Ağustos 01, 2006

27

Gece.
Bir defterimin ismini 'gece defteri' koymuştum. O sıralarda Tavandaki Kukla'yı okuyordum. Baş karakterin de defterine aynı ismi verdigini görünce birlikte birşey keşfederiz diye düşünmüştüm. O intikamcı bir kadındı.

Daha hiç intikam almadım. Tadı güzelmiş diye duydum; ama varamadım.

Ben şaşırmayı severim. Şaşırtmayı da. Ama zor oldu artık insanlar. Bilmedikleri şey yok.

Kadınların nasıl oldugunu anlatıyor adamlar; ve adamları adımlıyor kadınlar. Bu şöyle bir bilinç: yolda duran taşa vurmadan önce onu ayagında ve düşecegi yerde hissedersin.
Daha vurmadan "tak!" eder.

Sabahlarken sık sık kahve, çay içerim. Bardakta unuturum, sogur. Soguk çayı da, kahveyi de severim. Agzıma soguk kahve dökülmesini beklerken, sütten yaglanıp yumuşamış koyu kokunun damagımda genişlemesine hazırlanmışken, bir bakarım hafif, sulu birşey! Çaymış. Dedim ya, unuturum bardagı.

Degişik bir histir o. Kötü birşey olmuşçasına irkilir insan.

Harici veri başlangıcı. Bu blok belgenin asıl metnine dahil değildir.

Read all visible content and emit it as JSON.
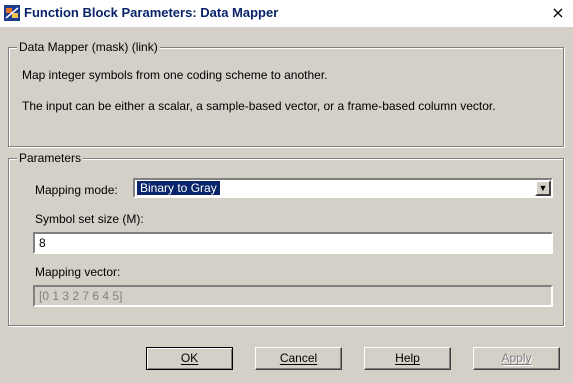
{
  "window": {
    "title": "Function Block Parameters: Data Mapper",
    "close_glyph": "×",
    "app_icon": "simulink-block-icon"
  },
  "mask": {
    "legend": "Data Mapper (mask) (link)",
    "description_1": "Map integer symbols from one coding scheme to another.",
    "description_2": "The input can be either a scalar, a sample-based vector, or a frame-based column vector."
  },
  "parameters": {
    "legend": "Parameters",
    "mapping_mode_label": "Mapping mode:",
    "mapping_mode_value": "Binary to Gray",
    "symbol_set_size_label": "Symbol set size (M):",
    "symbol_set_size_value": "8",
    "mapping_vector_label": "Mapping vector:",
    "mapping_vector_value": "[0 1 3 2 7 6 4 5]"
  },
  "buttons": {
    "ok": "OK",
    "cancel": "Cancel",
    "help": "Help",
    "apply": "Apply"
  },
  "colors": {
    "face": "#d4d0c8",
    "title_text": "#0a246a",
    "selection": "#0a246a"
  }
}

Agzı, agza alınmayacak birşeyle buluşmuş gibi tükürmek ister. Mutlaka bir 'ah' ya da 'oh' gelir arkasından. Olmadı yüzünü büzer. Alt tarafı bardaga çay koydugunu unutmuş, eski zamanlardan kırk yıllık hatırı kalma bir kahveyi yudumluyordur oysa.

Şaşkınlık.

Beklediginin yerine şaşkınlık girdi kapıdan. Öyle ki, hoşgeldin mi demeli; kapı dışarı mı etmeli... onu bile şaşırdın.

Taşa vurdun ya, "löp"etti.

Taşa vurdun ama,
löp etti.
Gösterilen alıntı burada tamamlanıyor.